Hoje vemos o esforço de muitos pais para educar seus filhos na fé que receberam e isso causa um grave conflito no mundo em que vivemos, um verdadeiro choque de “mentalidades”. 
Brevemente quero apontar para a importância de os pais assumirem radicalmente a educação dos filhos. Essa é sua primeira tarefa. Eles não podem terceirizar aquilo que é sua “obrigação”. Muitos colaboram com a missão de educar (escola, igreja, amigos...), mas qualquer um que queira educar sem a participação dos pais corre um grande risco de fracassar. 

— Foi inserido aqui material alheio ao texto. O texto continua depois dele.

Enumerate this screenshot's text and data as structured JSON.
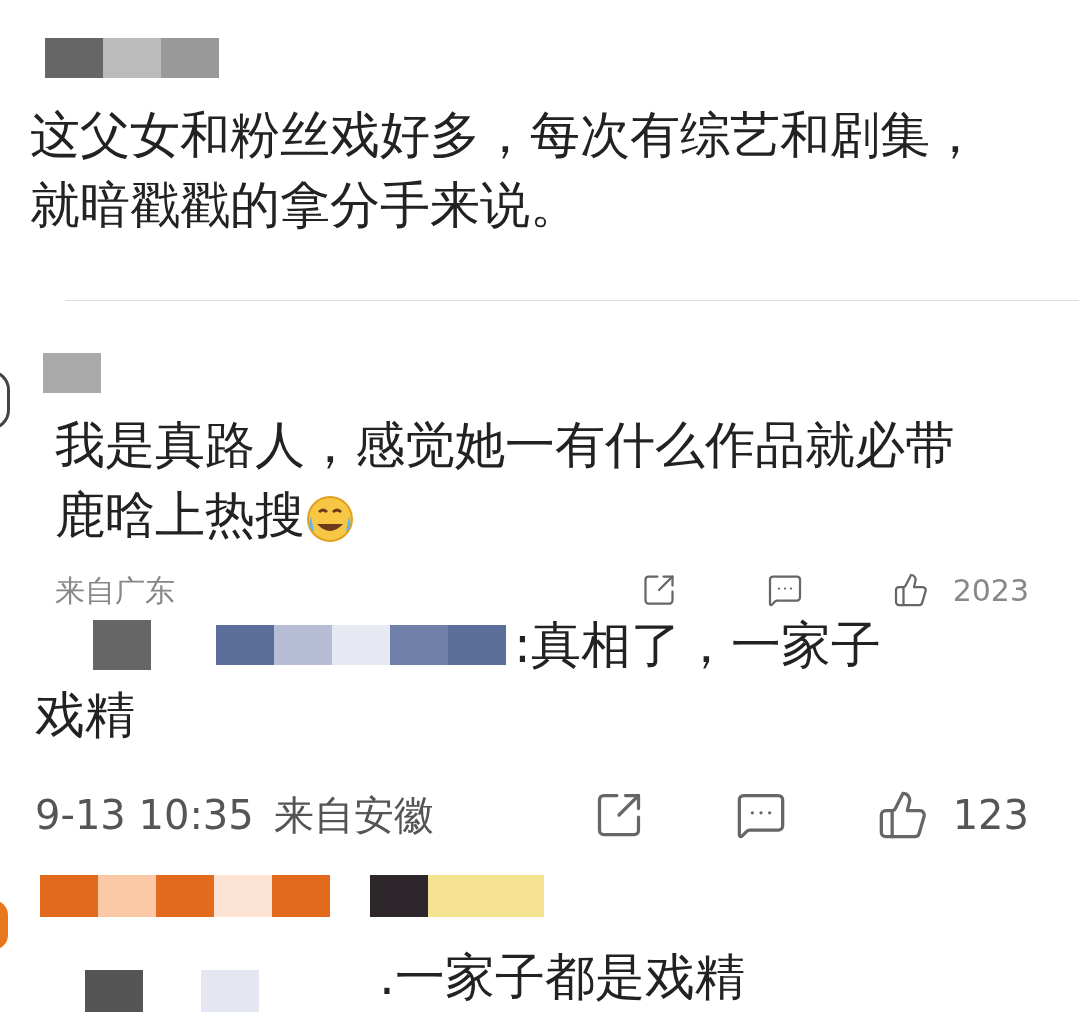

            A educação é um caminho de conhecimento. Quem educa tem por objetivo ser um “pedagogo”, ou seja, alguém que conduza o outro ao conhecimento da verdade. Em um lar onde reina o amor, a paz e o perdão a criança vai reconhecendo a cada dia aquilo que torna a vida mais humana. Isso pode parecer obvio, mas a educação é uma questão cultural. Uma criança pode crescer crendo que “negros” são inferiores aos “brancos”, só por causa da cor da sua pele. Ou que todo índio é “preguiçoso”. Ela pode alimentar em si mesma o ódio, a indiferença, exclusão ou preconceitos. Essa tem sido uma forma de “educar”, em alguns contextos sociais. Por isso mesmo, não podemos deixar de educar na fé tendo como exemplo o jovem Jesus “que crescia em sabedoria, estatura e graça diante de Deus e dos homens” (Lc 2,52). Assim, os filhos poderão assumir os critérios da Palavra para fazer suas escolhas.
            Emaús é nossa casa, portanto, devemos insistir com o Senhor “fica conosco”. Existem três mesas que não podemos deixar de sentar para comer: a mesa da Eucaristia, a mesa da Palavra e a mesa da nossa casa.
            Na mesa da Eucaristia devemos aprender a partir e repartir, a se doar, a fazer a oferta do tempo, entrando no ritmo “kairológico”. Na mesa da Palavra devemos aprender a ouvir, conversar, meditar. Ler a vida nas linhas e entrelinhas da experiência testemunhada na Sagrada Escritura, deixar o coração se abrasar, pegar fogo para incendiar a todos com o amor divino. Na mesa da nossa casa devemos comer com gratidão, afinal, o alimento recebido é fruto da terra e do trabalho do homem e da mulher. Precisamos sorrir, servir, ouvir, dividir. Existem pais e filhos famintos, esposas e esposas famintas, por isso, comam, se deleitem, se regozijem! Em cada mesa, é  o Senhor mesmo que nos espera.